Bettelheim, the Antichrist of psychology, helped me (professionally) cure (~) a little boy of his autism through playing games, like tag. "Whoever does is a person".

It caused me not to commit to any ideas, I can't even venture to call them my own. Encountering new ideas that appealed to me in contradicting ways, with no uniform higher logic or internal consistency has consumed me with skepticism. I cannot deny the appeal of certain ideas, but that is only proof of my lack of proofs.

I'm curious how people here tend to either improve their lives by becoming a more well-rounded and balanced person, or fall into a nihilistic void of depression and suffering.

Do the books/authors you read matter?

I wonder what causes people to go in such vastly different directions.

Write about it please

kek

>made me realize that im inherently superior to 99& of the world's population
this tbqh

I'm more isolated and miserable because I've started to hate conversing anyone. None of the people I talk to have things that are more interesting than the books I read or the hip, edgy, silly commentary I read on Veeky Forums. What skills I had once had in bolstering male fellowship and female courtship are dwindling.

I even decided to take literature courses at school but they're full of sor-frat assholes who don't even read (I picked an autist engineering/SPORTSBAWWL fraternity school). There's literary side events but this one girl I fawned over for a period of time but now must avoid the rest of my life or die from an anxiety attack attends all of them. I'm bloated with bile, hatred and misery and I want to go as far away as possible but I have to finish getting ny goddamn degree.

I'm also writing more often in hopes of one day being publishable or interesting and thus transcending my circumstances.

Your writing's okay but in dire need of editing.

99 % MINIMUM

unironically this

i'm more autistic now

>Do the books/authors you read matter?
>I wonder what causes people to go in such vastly different directions.
The same book can have widely disparate effects on people. It's less the medium and more so how it interacts with your personal psychology.

Nietzsche for example left me grieved and empty, for how can I pursue my will when I can't even identify it? I can''t help but view life as a lowly affair impossible to love or embrace as I find humanity vulgar and detestable, myself among their count.

>Hey guys, since reading literary works, did you notice any improvements/benefits on your life?
Nope.

Being itself is recreational.

More Dandruff

Brought joy to my life.

I'm more introverted. After reading philosophy and understanding just how smart some of these concepts are humbled me.
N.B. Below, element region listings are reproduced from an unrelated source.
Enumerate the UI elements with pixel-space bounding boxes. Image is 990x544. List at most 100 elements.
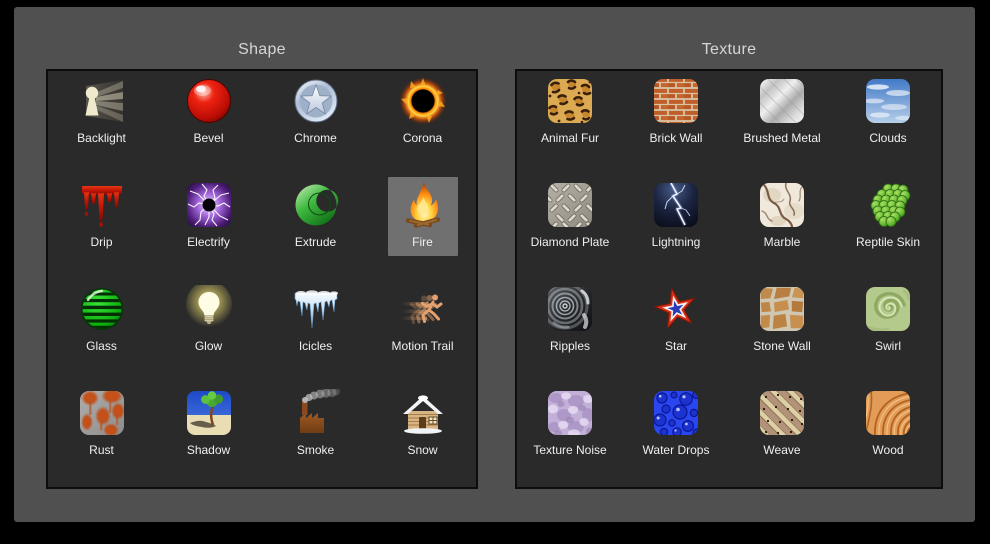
reptile-skin-icon <box>864 181 912 229</box>
shape-item-tile-smoke: Smoke <box>281 385 351 464</box>
shape-item-label: Extrude <box>295 235 336 249</box>
shape-item-fire[interactable]: Fire <box>369 175 476 279</box>
texture-item-stone-wall[interactable]: Stone Wall <box>729 279 835 383</box>
shape-item-electrify[interactable]: Electrify <box>155 175 262 279</box>
texture-item-water-drops[interactable]: Water Drops <box>623 383 729 487</box>
marble-icon <box>758 181 806 229</box>
texture-item-tile-star: Star <box>641 281 711 360</box>
shape-item-tile-glow: Glow <box>174 281 244 360</box>
texture-item-label: Texture Noise <box>533 443 606 457</box>
texture-item-tile-diamond-plate: Diamond Plate <box>535 177 605 256</box>
texture-item-swirl[interactable]: Swirl <box>835 279 941 383</box>
shape-item-tile-chrome: Chrome <box>281 73 351 152</box>
animal-fur-icon <box>546 77 594 125</box>
chrome-icon <box>292 77 340 125</box>
texture-item-reptile-skin[interactable]: Reptile Skin <box>835 175 941 279</box>
shape-item-label: Glass <box>86 339 117 353</box>
texture-item-tile-reptile-skin: Reptile Skin <box>853 177 923 256</box>
shape-item-tile-rust: Rust <box>67 385 137 464</box>
texture-item-tile-clouds: Clouds <box>853 73 923 152</box>
texture-item-star[interactable]: Star <box>623 279 729 383</box>
texture-item-ripples[interactable]: Ripples <box>517 279 623 383</box>
texture-item-marble[interactable]: Marble <box>729 175 835 279</box>
texture-item-diamond-plate[interactable]: Diamond Plate <box>517 175 623 279</box>
glass-icon <box>78 285 126 333</box>
texture-item-tile-stone-wall: Stone Wall <box>747 281 817 360</box>
texture-item-texture-noise[interactable]: Texture Noise <box>517 383 623 487</box>
shape-item-backlight[interactable]: Backlight <box>48 71 155 175</box>
drip-icon <box>78 181 126 229</box>
texture-item-wood[interactable]: Wood <box>835 383 941 487</box>
shape-section: Shape BacklightBevelChromeCoronaDripElec… <box>46 40 478 489</box>
texture-item-label: Ripples <box>550 339 590 353</box>
texture-item-tile-texture-noise: Texture Noise <box>535 385 605 464</box>
shape-item-label: Glow <box>195 339 222 353</box>
shape-item-label: Corona <box>403 131 442 145</box>
motion-trail-icon <box>399 285 447 333</box>
shape-item-label: Drip <box>90 235 112 249</box>
texture-item-tile-ripples: Ripples <box>535 281 605 360</box>
shape-item-chrome[interactable]: Chrome <box>262 71 369 175</box>
shape-item-bevel[interactable]: Bevel <box>155 71 262 175</box>
shape-grid: Backlight Bevel Chrome Corona Drip Electrify E… <box>46 69 478 489</box>
shape-item-label: Backlight <box>77 131 126 145</box>
shape-item-glow[interactable]: Glow <box>155 279 262 383</box>
texture-item-brushed-metal[interactable]: Brushed Metal <box>729 71 835 175</box>
electrify-icon <box>185 181 233 229</box>
shape-item-tile-icicles: Icicles <box>281 281 351 360</box>
ripples-icon <box>546 285 594 333</box>
texture-item-brick-wall[interactable]: Brick Wall <box>623 71 729 175</box>
texture-item-tile-animal-fur: Animal Fur <box>535 73 605 152</box>
icicles-icon <box>292 285 340 333</box>
shape-item-rust[interactable]: Rust <box>48 383 155 487</box>
shape-item-label: Icicles <box>299 339 332 353</box>
effects-browser-window: Shape BacklightBevelChromeCoronaDripElec… <box>14 7 975 522</box>
brushed-metal-icon <box>758 77 806 125</box>
shape-item-label: Fire <box>412 235 433 249</box>
shape-item-tile-snow: Snow <box>388 385 458 464</box>
shape-item-corona[interactable]: Corona <box>369 71 476 175</box>
shape-item-label: Chrome <box>294 131 337 145</box>
texture-item-label: Swirl <box>875 339 901 353</box>
shape-item-motion-trail[interactable]: Motion Trail <box>369 279 476 383</box>
shape-item-tile-bevel: Bevel <box>174 73 244 152</box>
shape-item-tile-motion-trail: Motion Trail <box>388 281 458 360</box>
shape-item-tile-backlight: Backlight <box>67 73 137 152</box>
shape-item-tile-extrude: Extrude <box>281 177 351 256</box>
shape-item-drip[interactable]: Drip <box>48 175 155 279</box>
texture-section-title: Texture <box>515 40 943 60</box>
shape-item-extrude[interactable]: Extrude <box>262 175 369 279</box>
shape-item-shadow[interactable]: Shadow <box>155 383 262 487</box>
texture-item-label: Water Drops <box>643 443 710 457</box>
texture-item-tile-weave: Weave <box>747 385 817 464</box>
stone-wall-icon <box>758 285 806 333</box>
water-drops-icon <box>652 389 700 437</box>
swirl-icon <box>864 285 912 333</box>
shape-item-smoke[interactable]: Smoke <box>262 383 369 487</box>
texture-item-label: Diamond Plate <box>531 235 610 249</box>
bevel-icon <box>185 77 233 125</box>
texture-grid: Animal Fur Brick Wall Brushed Metal Clouds D… <box>515 69 943 489</box>
shape-item-label: Smoke <box>297 443 334 457</box>
texture-item-weave[interactable]: Weave <box>729 383 835 487</box>
texture-item-tile-marble: Marble <box>747 177 817 256</box>
brick-wall-icon <box>652 77 700 125</box>
texture-item-label: Brushed Metal <box>743 131 820 145</box>
shape-item-tile-drip: Drip <box>67 177 137 256</box>
shape-item-label: Rust <box>89 443 114 457</box>
texture-item-tile-brushed-metal: Brushed Metal <box>747 73 817 152</box>
snow-icon <box>399 389 447 437</box>
smoke-icon <box>292 389 340 437</box>
wood-icon <box>864 389 912 437</box>
shape-item-snow[interactable]: Snow <box>369 383 476 487</box>
texture-item-label: Stone Wall <box>753 339 811 353</box>
texture-item-animal-fur[interactable]: Animal Fur <box>517 71 623 175</box>
shape-item-label: Motion Trail <box>391 339 453 353</box>
texture-item-clouds[interactable]: Clouds <box>835 71 941 175</box>
texture-item-lightning[interactable]: Lightning <box>623 175 729 279</box>
shape-item-icicles[interactable]: Icicles <box>262 279 369 383</box>
shape-item-glass[interactable]: Glass <box>48 279 155 383</box>
lightning-icon <box>652 181 700 229</box>
texture-item-tile-brick-wall: Brick Wall <box>641 73 711 152</box>
texture-item-label: Lightning <box>652 235 701 249</box>
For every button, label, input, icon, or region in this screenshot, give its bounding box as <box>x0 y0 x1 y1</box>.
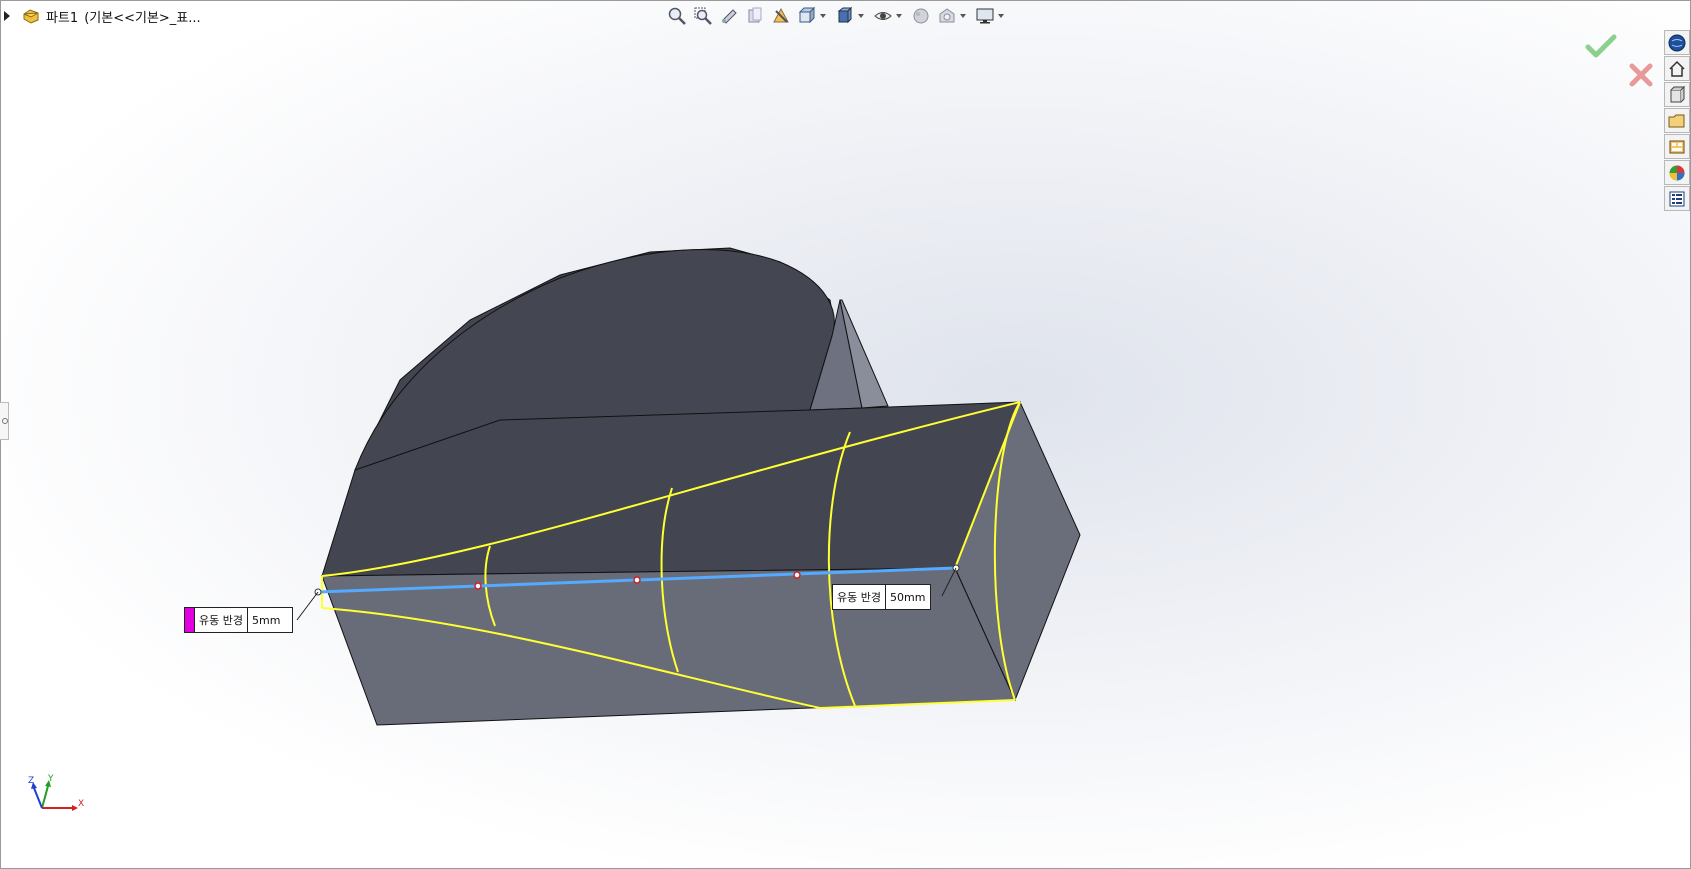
design-library-tab[interactable] <box>1664 82 1690 107</box>
custom-properties-tab[interactable] <box>1664 186 1690 211</box>
callout-value-input[interactable]: 5mm <box>248 608 292 632</box>
appearances-sphere-icon <box>1669 165 1685 180</box>
zoom-to-area-icon[interactable] <box>692 5 714 27</box>
previous-view-icon[interactable] <box>718 5 740 27</box>
fillet-radius-callout-start[interactable]: 유동 반경 5mm <box>184 607 293 633</box>
view-settings-dropdown-icon[interactable] <box>998 14 1004 18</box>
leader-line-1 <box>296 591 319 621</box>
resources-globe-icon <box>1668 34 1686 51</box>
fillet-radius-callout-end[interactable]: 유동 반경 50mm <box>832 584 931 610</box>
hide-show-dropdown-icon[interactable] <box>896 14 902 18</box>
view-orientation-dropdown-icon[interactable] <box>820 14 826 18</box>
view-palette-tab[interactable] <box>1664 134 1690 159</box>
edit-appearance-icon[interactable] <box>910 5 932 27</box>
hide-show-items-icon[interactable] <box>872 5 894 27</box>
configuration-name: (기본<<기본>_표... <box>84 10 201 26</box>
callout-label: 유동 반경 <box>195 608 248 632</box>
heads-up-view-toolbar <box>666 4 1008 28</box>
view-palette-icon <box>1669 140 1685 153</box>
reference-triad: Z Y X <box>28 774 84 811</box>
home-tab[interactable] <box>1664 56 1690 81</box>
expand-arrow-icon[interactable] <box>4 11 10 21</box>
feature-manager-collapse-tab[interactable] <box>0 402 9 440</box>
part-name: 파트1 <box>46 10 79 26</box>
cancel-x-icon[interactable] <box>1628 62 1654 88</box>
zoom-to-fit-icon[interactable] <box>666 5 688 27</box>
apply-scene-icon[interactable] <box>936 5 958 27</box>
part-icon <box>23 9 39 24</box>
triad-y-label: Y <box>47 774 54 784</box>
display-style-icon[interactable] <box>834 5 856 27</box>
properties-list-icon <box>1669 191 1685 206</box>
triad-x-label: X <box>78 799 84 809</box>
section-view-icon[interactable] <box>744 5 766 27</box>
callout-label: 유동 반경 <box>833 585 886 609</box>
feature-tree-root[interactable]: 파트1 (기본<<기본>_표... <box>4 6 201 26</box>
view-orientation-icon[interactable] <box>796 5 818 27</box>
file-explorer-tab[interactable] <box>1664 108 1690 133</box>
apply-scene-dropdown-icon[interactable] <box>960 14 966 18</box>
task-pane-tabs <box>1664 30 1690 211</box>
callout-selection-marker <box>185 608 195 632</box>
dynamic-annotation-icon[interactable] <box>770 5 792 27</box>
model-view[interactable] <box>0 0 1691 869</box>
home-icon <box>1669 60 1685 77</box>
display-style-dropdown-icon[interactable] <box>858 14 864 18</box>
solidworks-resources-tab[interactable] <box>1664 30 1690 55</box>
view-settings-icon[interactable] <box>974 5 996 27</box>
ok-checkmark-icon[interactable] <box>1585 34 1617 60</box>
callout-value-input[interactable]: 50mm <box>886 585 930 609</box>
library-icon <box>1670 85 1686 102</box>
appearances-tab[interactable] <box>1664 160 1690 185</box>
triad-z-label: Z <box>28 776 34 786</box>
folder-icon <box>1668 114 1685 127</box>
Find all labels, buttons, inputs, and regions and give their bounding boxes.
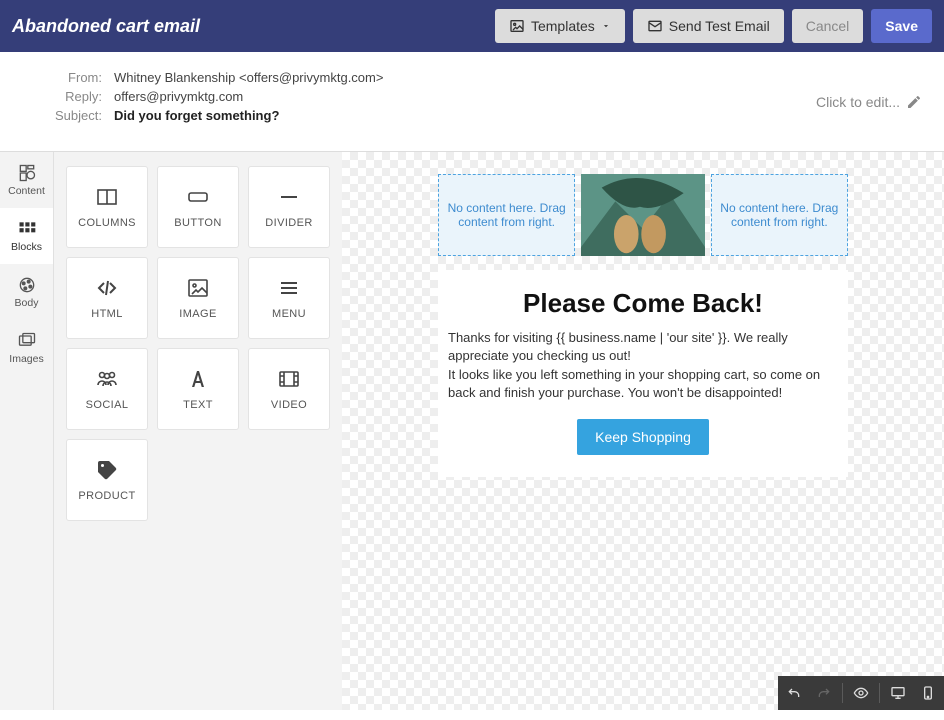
sidebar-tab-content[interactable]: Content: [0, 152, 53, 208]
block-columns[interactable]: COLUMNS: [66, 166, 148, 248]
image-slot[interactable]: [581, 174, 704, 256]
undo-button[interactable]: [780, 679, 808, 707]
sidebar-tab-label: Content: [8, 185, 45, 197]
placeholder-photo-icon: [581, 174, 704, 256]
sidebar-tab-label: Blocks: [11, 241, 42, 253]
sidebar-tab-body[interactable]: Body: [0, 264, 53, 320]
undo-icon: [786, 685, 802, 701]
image-icon: [184, 276, 212, 300]
chevron-down-icon: [601, 21, 611, 31]
click-to-edit-label: Click to edit...: [816, 94, 900, 110]
video-icon: [275, 367, 303, 391]
templates-label: Templates: [531, 18, 595, 34]
block-label: IMAGE: [179, 308, 216, 320]
subject-value[interactable]: Did you forget something?: [114, 108, 279, 123]
block-button[interactable]: BUTTON: [157, 166, 239, 248]
body-icon: [17, 275, 37, 295]
mobile-view-button[interactable]: [914, 679, 942, 707]
block-label: COLUMNS: [78, 217, 136, 229]
empty-column-slot[interactable]: No content here. Drag content from right…: [438, 174, 575, 256]
block-label: TEXT: [183, 399, 213, 411]
reply-label: Reply:: [22, 89, 114, 104]
mail-icon: [647, 18, 663, 34]
sidebar-tab-label: Body: [15, 297, 39, 309]
from-value[interactable]: Whitney Blankenship <offers@privymktg.co…: [114, 70, 383, 85]
block-html[interactable]: HTML: [66, 257, 148, 339]
email-paragraph[interactable]: Thanks for visiting {{ business.name | '…: [448, 329, 838, 364]
desktop-icon: [890, 685, 906, 701]
divider-icon: [275, 185, 303, 209]
email-canvas[interactable]: No content here. Drag content from right…: [342, 152, 944, 710]
empty-column-slot[interactable]: No content here. Drag content from right…: [711, 174, 848, 256]
sidebar-tab-blocks[interactable]: Blocks: [0, 208, 53, 264]
html-icon: [93, 276, 121, 300]
block-label: DIVIDER: [265, 217, 312, 229]
button-icon: [184, 185, 212, 209]
menu-icon: [275, 276, 303, 300]
block-label: VIDEO: [271, 399, 307, 411]
from-label: From:: [22, 70, 114, 85]
blocks-icon: [17, 219, 37, 239]
block-text[interactable]: TEXT: [157, 348, 239, 430]
images-icon: [17, 331, 37, 351]
send-test-label: Send Test Email: [669, 18, 770, 34]
reply-value[interactable]: offers@privymktg.com: [114, 89, 243, 104]
block-video[interactable]: VIDEO: [248, 348, 330, 430]
preview-button[interactable]: [847, 679, 875, 707]
product-icon: [93, 458, 121, 482]
redo-icon: [816, 685, 832, 701]
sidebar-tab-images[interactable]: Images: [0, 320, 53, 376]
block-divider[interactable]: DIVIDER: [248, 166, 330, 248]
block-menu[interactable]: MENU: [248, 257, 330, 339]
content-icon: [17, 163, 37, 183]
email-paragraph[interactable]: It looks like you left something in your…: [448, 366, 838, 401]
block-label: PRODUCT: [78, 490, 135, 502]
block-image[interactable]: IMAGE: [157, 257, 239, 339]
keep-shopping-button[interactable]: Keep Shopping: [577, 419, 709, 455]
email-heading[interactable]: Please Come Back!: [448, 288, 838, 319]
page-title: Abandoned cart email: [12, 16, 487, 37]
block-product[interactable]: PRODUCT: [66, 439, 148, 521]
eye-icon: [853, 685, 869, 701]
redo-button[interactable]: [810, 679, 838, 707]
block-label: BUTTON: [174, 217, 221, 229]
desktop-view-button[interactable]: [884, 679, 912, 707]
block-label: HTML: [91, 308, 123, 320]
subject-label: Subject:: [22, 108, 114, 123]
block-label: MENU: [272, 308, 306, 320]
pencil-icon: [906, 94, 922, 110]
image-icon: [509, 18, 525, 34]
cancel-button[interactable]: Cancel: [792, 9, 864, 43]
block-label: SOCIAL: [86, 399, 129, 411]
mobile-icon: [920, 685, 936, 701]
columns-icon: [93, 185, 121, 209]
click-to-edit-button[interactable]: Click to edit...: [816, 94, 922, 110]
save-button[interactable]: Save: [871, 9, 932, 43]
text-icon: [184, 367, 212, 391]
sidebar-tab-label: Images: [9, 353, 43, 365]
send-test-button[interactable]: Send Test Email: [633, 9, 784, 43]
templates-button[interactable]: Templates: [495, 9, 625, 43]
social-icon: [93, 367, 121, 391]
block-social[interactable]: SOCIAL: [66, 348, 148, 430]
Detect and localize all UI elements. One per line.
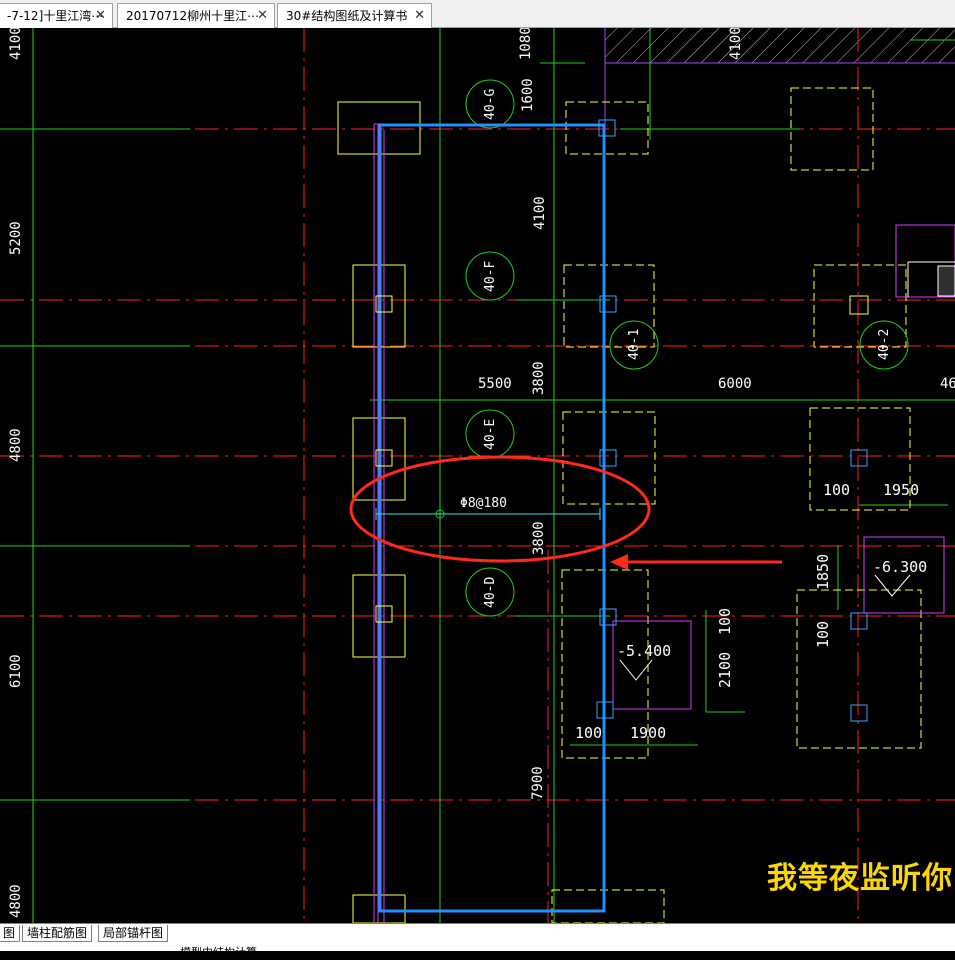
close-icon[interactable]: ✕ bbox=[257, 4, 268, 28]
dim-text: 4100 bbox=[728, 28, 744, 60]
span-dim: 5500 bbox=[478, 376, 512, 392]
dim-text: 4100 bbox=[8, 28, 24, 60]
status-text: 模型中结构计算... bbox=[180, 946, 268, 959]
dimension-lines bbox=[0, 28, 955, 923]
stair-icon bbox=[937, 265, 955, 297]
close-icon[interactable]: ✕ bbox=[414, 4, 425, 28]
tab-document-1[interactable]: -7-12]十里江湾⋯ ✕ bbox=[0, 3, 113, 28]
wall-outline bbox=[373, 123, 955, 923]
column-label: 40-G bbox=[483, 89, 498, 120]
watermark-text: 我等夜监听你 bbox=[767, 861, 953, 896]
column-label: 40-1 bbox=[627, 329, 642, 360]
dim-text: 6100 bbox=[8, 654, 24, 688]
dim-text: 4800 bbox=[8, 884, 24, 918]
column-label: 40-D bbox=[483, 577, 498, 608]
pit-elevation: -5.400 bbox=[617, 642, 671, 660]
dim-text: 1900 bbox=[630, 724, 666, 742]
hatch-area bbox=[605, 28, 955, 63]
cad-drawing: 4100 5200 4800 6100 4800 10800 1600 4100… bbox=[0, 18, 955, 924]
selected-slab-outline[interactable] bbox=[378, 123, 606, 913]
dim-text: 1850 bbox=[814, 554, 832, 590]
close-icon[interactable]: ✕ bbox=[95, 4, 106, 28]
dim-text: 100 bbox=[814, 621, 832, 648]
layout-tab[interactable]: 墙柱配筋图 bbox=[22, 925, 93, 942]
dim-text: 100 bbox=[823, 481, 850, 499]
dim-text: 2100 bbox=[716, 652, 734, 688]
tab-label: -7-12]十里江湾⋯ bbox=[7, 9, 104, 23]
dim-text: 100 bbox=[575, 724, 602, 742]
tab-label: 20170712柳州十里江⋯ bbox=[126, 9, 260, 23]
tab-label: 30#结构图纸及计算书 bbox=[286, 9, 408, 23]
dim-text: 4800 bbox=[8, 428, 24, 462]
column-label: 40-2 bbox=[877, 329, 892, 360]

Humbled me too much I thought I was smart once and now realise that I'm stupid beyond measure. I was faking the whole time off superficial knowledge on various banal topics. I Fucking hate the way I was so now remain quite so nobody notices the real me

I think reading Crime and Punishment cured me of my edgy phase

It's given me a little peace of mind - from time to time, at least. Whenever something happens in my life and a line from poetry or a novel floats into my head, it reminds me that I'm not alone, that other people have experienced these situations too, and that knowledge is soothing.

Literature makes me feel a little more connected to the world around me, and to the other people in it. It draws connections between lives, and highlights their differences as well as their similarities. It's about nudging the guy in the next seat and saying "that's the way it is, isn't it?" Even if they don't agree. When I read something that I can relate to or that seems to resonate with my own life, I feel a little thrill of connection with other human beings, with strangers, and know that we're all struggling through this mess as blind as one another, and that we're all going to be okay.

>and that we're all gonna be ok
Sorry, what?

I agree with the rest of the post.

Well, if you prefer, that we're all equally fucked. Just trying to be optimistic.

I wish my friend would learn a lesson or two from you. He thinks he knows everything, but in reality, it's nothing but charisma. He doesn't really know what he's talking about and knocks down those who actually are knowledgeable on whatever subject is brought up.

I read the Frankfurt School stuff so I could be a good goy. When the jews start killing Whites, I hope they spare me.